Kidney Care Partners (KCP) – the nation’s largest non-profit, non-partisan coalition of more than 30 organizations, comprising patients, dialysis professionals, physicians, nurses, researchers, therapeutic innovators, transplant coordinators, and manufacturers – today, expressed deep disappointment in the Supreme Court ruling on Marietta Memorial Hospital Employee Benefit Health Plan v. DaVita, citing concern about discrimination in accessing affordable quality care for individuals living with end-stage renal disease (ESRD) and its impact on growing health inequities.
“The insurer practice at issue – shifting patients prematurely to Medicare – will exacerbate inequalities in access and quality care for an already vulnerable population. This ruling is a blow to promoting affordable patient choice and instead unfairly shifts costs to the American taxpayer. We feel this decision leaves patients with ESRD vulnerable to discriminatory and inequitable insurer practices, and in fact, is not consistent with the Administration’s own goals on health equity,” said John P. Butler, Chair of KCP.

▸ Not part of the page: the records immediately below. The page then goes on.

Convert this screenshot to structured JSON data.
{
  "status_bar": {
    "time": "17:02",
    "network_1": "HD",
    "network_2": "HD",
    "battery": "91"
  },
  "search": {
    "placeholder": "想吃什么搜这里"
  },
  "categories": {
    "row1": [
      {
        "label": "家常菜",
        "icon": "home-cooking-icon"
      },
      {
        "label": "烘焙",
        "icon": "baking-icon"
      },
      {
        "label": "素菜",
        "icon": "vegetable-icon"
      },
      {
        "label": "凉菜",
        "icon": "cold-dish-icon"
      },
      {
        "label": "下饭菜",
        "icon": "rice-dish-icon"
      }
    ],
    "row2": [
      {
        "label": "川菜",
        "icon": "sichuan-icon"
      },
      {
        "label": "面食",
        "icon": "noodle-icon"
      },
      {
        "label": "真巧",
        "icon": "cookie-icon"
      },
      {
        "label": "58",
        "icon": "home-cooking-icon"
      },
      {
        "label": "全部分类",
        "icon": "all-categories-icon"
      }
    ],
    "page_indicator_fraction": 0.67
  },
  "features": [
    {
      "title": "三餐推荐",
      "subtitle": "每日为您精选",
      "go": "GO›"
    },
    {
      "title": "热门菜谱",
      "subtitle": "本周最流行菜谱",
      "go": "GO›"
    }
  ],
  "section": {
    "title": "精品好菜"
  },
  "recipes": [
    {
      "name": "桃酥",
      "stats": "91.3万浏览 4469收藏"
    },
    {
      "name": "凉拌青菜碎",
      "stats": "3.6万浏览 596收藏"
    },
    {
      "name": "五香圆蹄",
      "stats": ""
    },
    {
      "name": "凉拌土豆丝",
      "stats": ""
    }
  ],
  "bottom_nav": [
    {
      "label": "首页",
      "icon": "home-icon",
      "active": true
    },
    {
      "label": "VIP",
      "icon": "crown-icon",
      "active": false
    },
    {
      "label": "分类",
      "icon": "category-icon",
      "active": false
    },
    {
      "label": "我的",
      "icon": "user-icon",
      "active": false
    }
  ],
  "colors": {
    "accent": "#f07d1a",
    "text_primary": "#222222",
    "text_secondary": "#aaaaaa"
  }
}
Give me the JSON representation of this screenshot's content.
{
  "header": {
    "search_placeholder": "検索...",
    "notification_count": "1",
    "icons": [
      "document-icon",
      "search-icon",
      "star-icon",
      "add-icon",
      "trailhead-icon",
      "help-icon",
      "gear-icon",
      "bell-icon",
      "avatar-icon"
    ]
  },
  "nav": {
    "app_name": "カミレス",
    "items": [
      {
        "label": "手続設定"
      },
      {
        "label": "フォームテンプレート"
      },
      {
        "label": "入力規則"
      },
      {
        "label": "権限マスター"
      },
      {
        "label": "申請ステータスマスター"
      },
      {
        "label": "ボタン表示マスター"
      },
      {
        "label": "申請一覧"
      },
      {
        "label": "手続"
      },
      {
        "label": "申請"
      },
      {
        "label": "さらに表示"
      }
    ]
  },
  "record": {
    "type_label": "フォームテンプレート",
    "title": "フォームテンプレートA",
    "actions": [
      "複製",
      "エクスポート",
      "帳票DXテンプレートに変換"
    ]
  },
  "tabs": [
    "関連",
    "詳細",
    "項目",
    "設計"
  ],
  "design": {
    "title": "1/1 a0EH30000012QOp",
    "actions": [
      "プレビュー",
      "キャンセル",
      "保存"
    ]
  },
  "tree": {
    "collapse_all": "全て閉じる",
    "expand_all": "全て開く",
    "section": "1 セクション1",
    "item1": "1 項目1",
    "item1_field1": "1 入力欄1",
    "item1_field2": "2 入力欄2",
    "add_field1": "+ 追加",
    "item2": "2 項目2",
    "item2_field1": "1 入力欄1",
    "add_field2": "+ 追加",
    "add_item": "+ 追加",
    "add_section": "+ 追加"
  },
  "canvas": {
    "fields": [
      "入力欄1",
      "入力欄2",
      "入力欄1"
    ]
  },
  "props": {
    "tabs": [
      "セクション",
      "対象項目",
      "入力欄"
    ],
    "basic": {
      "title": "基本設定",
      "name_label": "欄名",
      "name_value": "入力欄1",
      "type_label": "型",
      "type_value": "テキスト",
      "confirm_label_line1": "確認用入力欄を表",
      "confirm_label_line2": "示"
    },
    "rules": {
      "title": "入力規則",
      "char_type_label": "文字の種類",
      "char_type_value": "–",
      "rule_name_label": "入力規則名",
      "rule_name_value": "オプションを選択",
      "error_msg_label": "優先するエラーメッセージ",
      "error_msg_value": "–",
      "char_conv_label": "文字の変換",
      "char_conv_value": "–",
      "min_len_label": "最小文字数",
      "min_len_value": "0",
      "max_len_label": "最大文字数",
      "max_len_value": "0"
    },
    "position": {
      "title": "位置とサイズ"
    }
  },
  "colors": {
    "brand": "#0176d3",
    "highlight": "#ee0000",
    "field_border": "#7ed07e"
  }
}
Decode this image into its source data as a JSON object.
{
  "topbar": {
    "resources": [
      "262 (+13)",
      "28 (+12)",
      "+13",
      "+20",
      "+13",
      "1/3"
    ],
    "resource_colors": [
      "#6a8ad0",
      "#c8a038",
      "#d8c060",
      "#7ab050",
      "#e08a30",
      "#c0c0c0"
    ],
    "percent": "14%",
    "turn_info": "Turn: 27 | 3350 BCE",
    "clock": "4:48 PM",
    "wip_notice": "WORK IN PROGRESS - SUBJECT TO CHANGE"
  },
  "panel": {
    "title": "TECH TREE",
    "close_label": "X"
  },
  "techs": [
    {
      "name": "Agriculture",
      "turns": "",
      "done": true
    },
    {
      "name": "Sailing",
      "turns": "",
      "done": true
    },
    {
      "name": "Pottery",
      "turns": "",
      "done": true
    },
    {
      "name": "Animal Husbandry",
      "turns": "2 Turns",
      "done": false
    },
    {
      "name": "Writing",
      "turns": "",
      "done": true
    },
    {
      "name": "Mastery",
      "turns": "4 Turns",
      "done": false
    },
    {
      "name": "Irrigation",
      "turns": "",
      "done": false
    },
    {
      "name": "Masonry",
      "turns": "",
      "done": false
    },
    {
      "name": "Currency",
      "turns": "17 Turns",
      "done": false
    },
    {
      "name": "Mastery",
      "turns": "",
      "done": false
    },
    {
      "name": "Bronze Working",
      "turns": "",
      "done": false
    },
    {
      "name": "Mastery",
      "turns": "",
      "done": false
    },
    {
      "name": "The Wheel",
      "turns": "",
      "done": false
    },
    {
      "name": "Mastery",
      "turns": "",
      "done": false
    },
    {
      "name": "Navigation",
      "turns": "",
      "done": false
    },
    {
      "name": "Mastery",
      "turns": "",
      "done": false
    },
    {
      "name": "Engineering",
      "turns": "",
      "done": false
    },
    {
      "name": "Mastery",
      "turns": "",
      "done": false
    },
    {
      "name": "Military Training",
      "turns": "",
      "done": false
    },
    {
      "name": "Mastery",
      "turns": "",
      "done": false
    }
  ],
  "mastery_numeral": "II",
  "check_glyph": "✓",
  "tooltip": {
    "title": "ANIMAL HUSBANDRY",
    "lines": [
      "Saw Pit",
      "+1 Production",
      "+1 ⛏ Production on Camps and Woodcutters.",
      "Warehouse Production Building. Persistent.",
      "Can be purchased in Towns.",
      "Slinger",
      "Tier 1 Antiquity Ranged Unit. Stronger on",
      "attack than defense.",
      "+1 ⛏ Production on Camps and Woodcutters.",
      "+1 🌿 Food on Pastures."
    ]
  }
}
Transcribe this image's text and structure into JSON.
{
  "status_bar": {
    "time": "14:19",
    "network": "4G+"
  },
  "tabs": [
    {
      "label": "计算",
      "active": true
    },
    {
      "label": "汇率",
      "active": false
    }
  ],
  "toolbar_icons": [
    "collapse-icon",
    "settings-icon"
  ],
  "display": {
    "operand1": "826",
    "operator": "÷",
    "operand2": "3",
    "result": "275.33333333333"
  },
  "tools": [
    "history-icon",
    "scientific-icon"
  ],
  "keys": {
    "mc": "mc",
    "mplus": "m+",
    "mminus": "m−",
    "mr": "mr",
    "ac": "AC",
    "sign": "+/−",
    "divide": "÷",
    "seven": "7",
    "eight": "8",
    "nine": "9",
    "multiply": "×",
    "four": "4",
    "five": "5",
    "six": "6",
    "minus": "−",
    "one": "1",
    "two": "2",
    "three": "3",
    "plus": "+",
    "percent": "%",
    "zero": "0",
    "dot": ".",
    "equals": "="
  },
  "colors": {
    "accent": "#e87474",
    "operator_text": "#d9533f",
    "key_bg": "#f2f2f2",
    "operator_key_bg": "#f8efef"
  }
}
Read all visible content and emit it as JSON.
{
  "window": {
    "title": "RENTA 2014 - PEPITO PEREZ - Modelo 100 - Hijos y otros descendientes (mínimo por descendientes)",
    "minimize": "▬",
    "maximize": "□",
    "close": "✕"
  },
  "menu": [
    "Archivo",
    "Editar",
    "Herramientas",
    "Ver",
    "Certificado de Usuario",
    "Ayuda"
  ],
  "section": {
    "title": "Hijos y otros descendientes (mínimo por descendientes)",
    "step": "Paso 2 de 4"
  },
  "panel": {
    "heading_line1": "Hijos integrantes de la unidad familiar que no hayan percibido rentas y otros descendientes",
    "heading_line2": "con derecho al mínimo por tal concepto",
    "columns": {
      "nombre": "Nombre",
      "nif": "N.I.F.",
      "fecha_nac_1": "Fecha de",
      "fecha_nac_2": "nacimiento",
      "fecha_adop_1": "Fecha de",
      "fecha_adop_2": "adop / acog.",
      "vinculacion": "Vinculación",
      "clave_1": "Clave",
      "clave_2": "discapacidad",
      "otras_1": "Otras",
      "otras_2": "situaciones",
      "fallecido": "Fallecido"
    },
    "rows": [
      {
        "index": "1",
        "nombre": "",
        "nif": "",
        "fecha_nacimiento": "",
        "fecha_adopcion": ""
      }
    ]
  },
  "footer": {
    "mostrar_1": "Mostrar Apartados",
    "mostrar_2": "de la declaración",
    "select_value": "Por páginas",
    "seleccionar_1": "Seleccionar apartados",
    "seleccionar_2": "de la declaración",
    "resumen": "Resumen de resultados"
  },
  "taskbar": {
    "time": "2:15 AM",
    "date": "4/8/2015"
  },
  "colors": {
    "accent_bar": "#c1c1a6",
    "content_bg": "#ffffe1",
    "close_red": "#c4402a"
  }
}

Premature loss of private group health coverage can be devastating for some patients living with ESRD. Often, private insurance plans offer more coverage options than Medicare does. Some of these services, such as dental coverage, can be essential in controlling infections that, if not caught early, can exclude a patient from transplant waitlists. More comprehensive disease management services can provide better outcomes by helping to manage other chronic diseases common in patients requiring dialysis. Private insurance may, in some cases, also provide lower copays and deductibles and limits on out-of-pocket costs than Medicare. When a patient living with ESRD loses private insurance coverage, the consequences can also extend to other family members under that policy who do not qualify for Medicare and may face substantially higher costs, deductibles, and other cost requirements resulting from that loss of coverage.
“Despite this ruling, KCP remains steadfast in our commitment to ensuring equitable, affordable access to quality care for the millions of individuals living with or at risk for kidney disease,” said Butler. “We stand ready and willing to work with Congress and other policymakers to address the gap created by today’s ruling and clarify the intent of the Medicare Secondary Payor Act to better protect patients from exclusionary measures like this. More must be done to ensure that no one is denied or discriminated against because of the treatment they need because of their disease.”
The issue in the case was whether a group health insurance plan that limited access to outpatient dialysis treatments violated the Medicare Secondary Payer statute by discriminating against patients based on their need for dialysis. In January, KCP filed an amicus brief that argued that the health plan discriminated against those with ESRD by limiting coverage for life-sustaining treatment, thereby forcing patients to drop private group coverage, and financial protections, in favor of Medicare. The recent Supreme Court opinion disagreed with that argument.